Differentially Private Retrieval-Augmented Generation

Retrieval-augmented generation (RAG) is a widely used framework for reducing hallucinations in large language models (LLMs) on domain-specific tasks by retrieving relevant documents from a database to support accurate responses. However, when the database contains sensitive corpora, such as medical records or legal documents, RAG poses serious privacy risks by potentially exposing private information through its outputs. Prior work has demonstrated that one can practically craft adversarial prompts that force an LLM to regurgitate the augmented contexts. A promising direction is to integrate differential privacy (DP), a privacy notion that offers strong formal guarantees, into RAG systems. However, naively applying DP mechanisms into existing systems often leads to significant utility degradation. Particularly for RAG systems, DP can reduce the usefulness of the augmented contexts leading to increase risk of hallucination from the LLMs. Motivated by these challenges, we present DP-KSA, a novel privacy-preserving RAG algorithm that integrates DP using the propose-test-release paradigm. DP-KSA follows from a key observation that most question-answering (QA) queries can be sufficiently answered with a few keywords. Hence, DP-KSA first obtains an ensemble of relevant contexts, each of which will be used to generate a response from an LLM. We utilize these responses to obtain the most frequent keywords in a differentially private manner. Lastly, the keywords are augmented into the prompt for the final output. This approach effectively compresses the semantic space while preserving both utility and privacy. We formally show that DP-KSA provides formal DP guarantees on the generated output with respect to the RAG database. We evaluate DP-KSA on two QA benchmarks using three instruction-tuned LLMs, and our empirical results demonstrate that DP-KSA achieves a strong privacy-utility tradeoff.

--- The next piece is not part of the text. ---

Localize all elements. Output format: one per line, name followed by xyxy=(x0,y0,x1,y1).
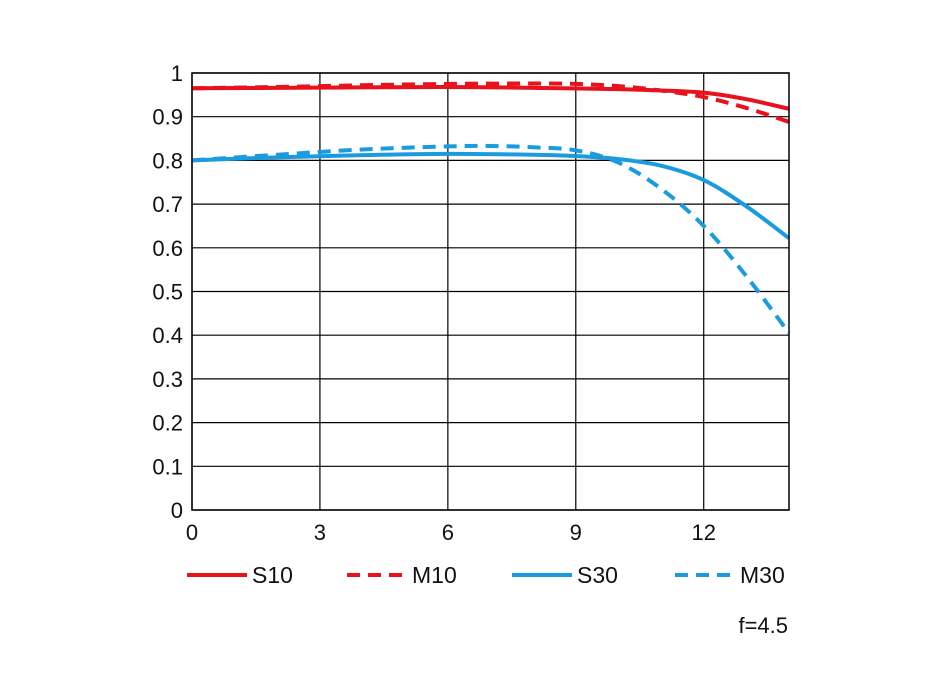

翻译：检索增强生成（RAG）是一种广泛应用的框架，旨在通过从数据库中检索相关文档以支持生成准确回答，从而减少大语言模型（LLM）在特定领域任务中的幻觉现象。然而，当数据库包含敏感语料（如医疗记录或法律文件）时，RAG 会通过其输出可能暴露私人信息，从而带来严重的隐私风险。已有研究表明，攻击者可以实际构造对抗性提示，迫使 LLM 泄露增强的上下文内容。一个具有前景的方向是将差分隐私（DP）——一种提供严格形式化保障的隐私概念——集成到 RAG 系统中。然而，将 DP 机制简单应用于现有系统通常会导致实用性显著下降。特别是对于 RAG 系统，DP 可能降低增强上下文的可用性，从而增加 LLM 产生幻觉的风险。基于这些挑战，我们提出了 DP-KSA，一种新颖的隐私保护 RAG 算法，该算法采用“提议-测试-发布”范式集成差分隐私。DP-KSA 源于一个关键观察：大多数问答（QA）查询仅需少量关键词即可充分回答。因此，DP-KSA 首先获取一组相关上下文，每个上下文将用于从 LLM 生成一个回答。我们利用这些回答，以差分隐私的方式获取最频繁出现的关键词。最后，将这些关键词增强到提示中以生成最终输出。该方法在保留实用性与隐私性的同时，有效压缩了语义空间。我们形式化地证明了 DP-KSA 对生成的输出相对于 RAG 数据库提供了形式化的 DP 保障。我们在两个 QA 基准测试中使用三种指令调优的 LLM 评估 DP-KSA，实证结果表明 DP-KSA 实现了优异的隐私-效用权衡。